De facto, Tolentino há muito que faz a diferença na igreja católica portuguesa. De origem muito humilde – filho de um pescador da Madeira – e tão discreto como despretensioso, mas senhor de um pensamento sólido e de uma sensibilidade notável, como se percebe na sua poesia, consegue fazer a ponte entre a cultura e a fé cristã duma forma que parece simples e normal, mas que só pode ser produto duma reflexão permanente sobre os desafios do crente num mundo de onde Deus já foi afastado há muito.
De sacerdote no Funchal a reitor da historicamente famosa Capela do Rato, passando pela capelania da Universidade Católica, Tolentino tornou-se em 2004 o primeiro director do recém-criado Secretariado Nacional da Pastoral da Cultura, que tinha por objectivo a promoção do diálogo entre o campo católico e o meio cultural do país.

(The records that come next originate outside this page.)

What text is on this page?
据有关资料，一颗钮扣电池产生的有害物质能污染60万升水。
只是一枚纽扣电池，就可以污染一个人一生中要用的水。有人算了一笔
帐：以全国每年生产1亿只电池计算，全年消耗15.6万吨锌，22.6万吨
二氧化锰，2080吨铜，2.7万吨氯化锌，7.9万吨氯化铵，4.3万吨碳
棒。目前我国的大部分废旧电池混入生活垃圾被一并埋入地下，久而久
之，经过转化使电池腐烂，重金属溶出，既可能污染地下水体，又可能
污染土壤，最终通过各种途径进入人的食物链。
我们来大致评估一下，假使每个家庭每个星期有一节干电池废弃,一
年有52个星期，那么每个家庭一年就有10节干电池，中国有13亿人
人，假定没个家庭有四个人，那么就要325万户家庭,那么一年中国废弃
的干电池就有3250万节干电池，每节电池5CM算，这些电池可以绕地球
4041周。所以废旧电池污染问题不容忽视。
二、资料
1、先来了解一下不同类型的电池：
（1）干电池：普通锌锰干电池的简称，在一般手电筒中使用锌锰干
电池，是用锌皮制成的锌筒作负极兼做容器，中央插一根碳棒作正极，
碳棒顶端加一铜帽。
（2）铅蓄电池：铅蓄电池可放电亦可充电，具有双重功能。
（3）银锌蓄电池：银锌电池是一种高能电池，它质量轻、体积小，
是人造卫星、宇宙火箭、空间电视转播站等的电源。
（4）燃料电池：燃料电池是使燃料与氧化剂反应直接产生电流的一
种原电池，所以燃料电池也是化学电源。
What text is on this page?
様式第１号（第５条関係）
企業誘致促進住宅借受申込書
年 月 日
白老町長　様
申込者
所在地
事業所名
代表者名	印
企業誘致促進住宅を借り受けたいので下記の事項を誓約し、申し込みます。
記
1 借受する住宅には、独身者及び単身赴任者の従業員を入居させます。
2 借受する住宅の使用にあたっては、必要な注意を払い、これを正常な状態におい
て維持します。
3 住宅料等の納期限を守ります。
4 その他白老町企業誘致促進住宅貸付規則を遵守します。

Mas faltava ainda a nomeação como bibliotecário e arquivista da Biblioteca e Arquivo Apostólicos da Santa Sé pelo papa Francisco e a elevação ao cardinalato, assim como o Conselho Pontifício da Cultura. Mas nada disto é relevante para o caso. O que realmente importa é a capacidade de Tolentino conseguir ligar a vivência da fé com a realidade cultural contemporânea, e se ter tornado uma figura relevante da cultura portuguesa, especialmente na literatura.
Em termos teológicos, na “Metamorfose Necessária: Reler São Paulo” ensaia uma abordagem à figura fascinante do Apóstolo dos Gentios e sua obra, mas ainda fica longe da profundidade com que biblistas como Carreira das Neves olharam para o mesmo e sobre ele reflectiram (“São Paulo: dois mil anos depois”, ed. Presença, 2011).
Todavia, a abordagem tolentiniana na obra referida revela uma preocupação particularmente significativa em estudar a relação paulina entre religião e cultura. O autor chega a firmar “Paulo é talvez aquele que, pela primeira vez, separa no mundo antigo a religião da cultura” (p. 106), a partir da polémica então existente, levantada na igreja primitiva sobre a alimentação, e que chegou a colocar Pedro e Paulo em posições divergentes.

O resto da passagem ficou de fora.